Título: Carestia vem do campo
Autor: Caprioli, Gabriel
Fonte: Correio Braziliense, 30/09/2010, Economia, p. 20

Problemas climáticos no Brasil e no exterior pressionam os preços dos alimentos e levam IGP-M a 1,15% em setembro. Brasileiro já sente os aumentos nas hortaliças, nos legumes, nas frutas e nas carnes

Os severos problemas climáticos vividos em algumas regiões do Brasil e também fora do país transformaram os alimentos, heróis dos preços nos últimos três meses, em vilões da inflação. Em setembro, o Índice Geral de Preços ao Mercado (IGP-M), utilizado como base para o reajuste de contratos de aluguel, acelerou para 1,15%, ante 0,77% registrado em agosto. A pressão deve manter o Banco Central atento e pode antecipar o retorno do ciclo de arrocho monetário para o início do ano que vem, segundo estima parte do mercado.

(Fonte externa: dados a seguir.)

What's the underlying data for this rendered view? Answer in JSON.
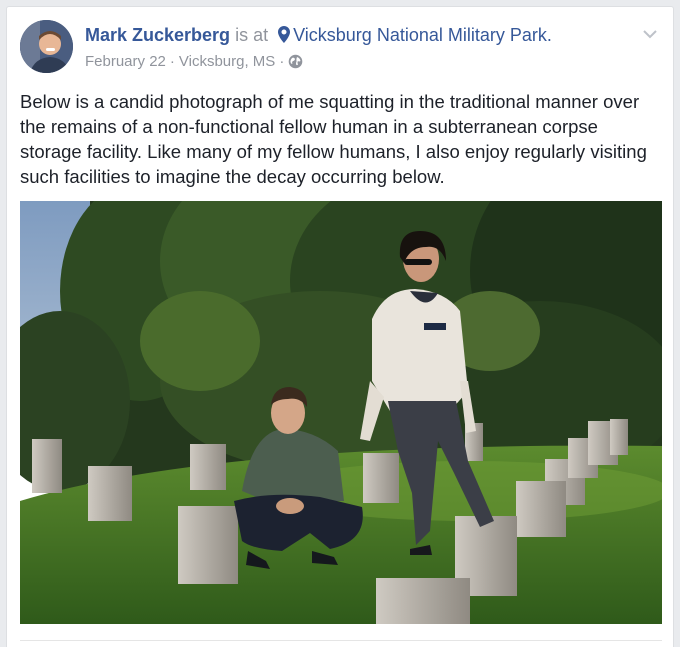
{
  "post": {
    "author": "Mark Zuckerberg",
    "connector": "is at",
    "location": "Vicksburg National Military Park.",
    "date": "February 22",
    "sep1": "·",
    "place": "Vicksburg, MS",
    "sep2": "·",
    "privacy_icon": "globe-icon",
    "body": "Below is a candid photograph of me squatting in the traditional manner over the remains of a non-functional fellow human in a subterranean corpse storage facility. Like many of my fellow humans, I also enjoy regularly visiting such facilities to imagine the decay occurring below.",
    "menu_icon": "chevron-down-icon",
    "location_icon": "map-pin-icon"
  },
  "colors": {
    "link": "#365899",
    "meta": "#90949c",
    "text": "#1d2129",
    "page_bg": "#e9ebee"
  }
}
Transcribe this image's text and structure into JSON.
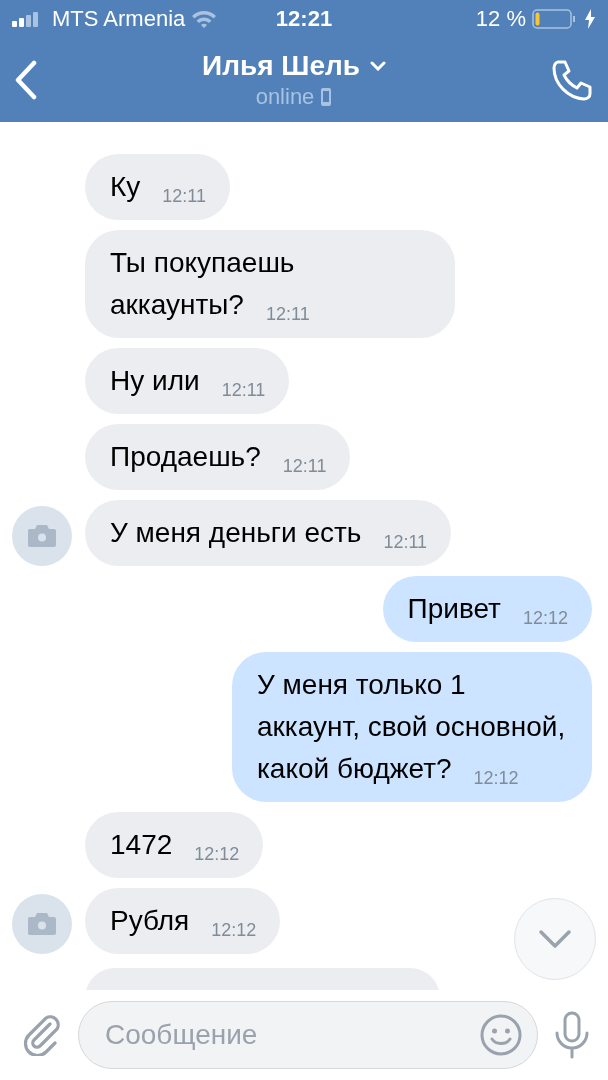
{
  "status_bar": {
    "carrier": "MTS Armenia",
    "time": "12:21",
    "battery_text": "12 %"
  },
  "header": {
    "title": "Илья Шель",
    "subtitle": "online"
  },
  "messages": [
    {
      "kind": "text",
      "outgoing": false,
      "avatar": false,
      "text": "Ку",
      "time": "12:11"
    },
    {
      "kind": "text",
      "outgoing": false,
      "avatar": false,
      "text": "Ты покупаешь аккаунты?",
      "time": "12:11"
    },
    {
      "kind": "text",
      "outgoing": false,
      "avatar": false,
      "text": "Ну или",
      "time": "12:11"
    },
    {
      "kind": "text",
      "outgoing": false,
      "avatar": false,
      "text": "Продаешь?",
      "time": "12:11"
    },
    {
      "kind": "text",
      "outgoing": false,
      "avatar": true,
      "text": "У меня деньги есть",
      "time": "12:11"
    },
    {
      "kind": "text",
      "outgoing": true,
      "avatar": false,
      "text": "Привет",
      "time": "12:12"
    },
    {
      "kind": "text",
      "outgoing": true,
      "avatar": false,
      "text": "У меня только 1 аккаунт, свой основной, какой бюджет?",
      "time": "12:12"
    },
    {
      "kind": "text",
      "outgoing": false,
      "avatar": false,
      "text": "1472",
      "time": "12:12"
    },
    {
      "kind": "text",
      "outgoing": false,
      "avatar": true,
      "text": "Рубля",
      "time": "12:12"
    },
    {
      "kind": "partial",
      "outgoing": false,
      "avatar": false
    }
  ],
  "composer": {
    "placeholder": "Сообщение"
  }
}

O resultado de setembro foi puxado pelo Índice de Preços no Atacado (IPA), responsável por captar as variações de custos ao produtor. De acordo com a Fundação Getulio Vargas, ele passou de 1,24% em agosto para 1,60% e, dentro do indicador, o subgrupo que mais avançou foi o de alimentos processados, de 1,32% para 3,99%.

Na avaliação de Rosemeire Santos, economista da Confederação Nacional da Agricultura, a influência do segmento alimentício nos preços deve ganhar força nos próximos meses. Há agora um grande temor de que esse movimento reduza o poder de compra, principalmente das famílias de menor renda, afirmou. Para ela, a próxima semana deve ser decisiva para a cultura de grãos, em especial a soja. O plantio está atrasado no Centro-Oeste (primeira região a receber o cultivo da safra 2010/2011) e não choveu o suficiente para garantir uma boa produtividade, considerou.

A possível frustração da safra brasileira, segundo a economista, pode agravar ainda mais os preços internacionais de commodities agrícolas, que já sofreram elevações por conta de problemas relacionados ao plantio de trigo na Rússia e à produção de algodão. Se o mercado internacional continuar com escassez, os preços tenderão a se manter firmes (em patamar alto), se for confirmada uma quebra de safra no Brasil, alimenta essa alta, avaliou.

No bolso Enquanto se intensifica nos custos de produção, a carestia dos alimentos começa a aparecer na prateleira do supermercado. O Índice de Preços ao Consumidor, outro componente do IGP-M, deixou de registrar queda de 0,27% e apresentou, em setembro, avanço de 0,34%. Quatro dos sete grupos que formam o indicador tiveram aumento de preços, mas o destaque ficou com alimentação, ao passar de -1,28% para 0,56%, puxado por hortaliças, legumes, frutas e carnes bovinas. Para o coordenador do IGP-M, Salomão Quadros, parte do aumento de preços já foi repassada ao consumidor, mas a tendência é de mais reajustes. A cadeia (produtiva) agropecuária está toda pressionada, desde a produção de grãos para ração, o que acaba pesando, por exemplo, nas carnes. Parte disso já está nos preços de alimentos ao consumidor, mas ainda tem mais efeitos que deverão aparecer, ressaltou.

A reviravolta nos preços alimentícios não deve alterar já a postura do BC em relação aos juros, segundo análise do economista-chefe da corretora Máxima Asset Management, Élson Teles. É um aumento associado a um choque de oferta pontual.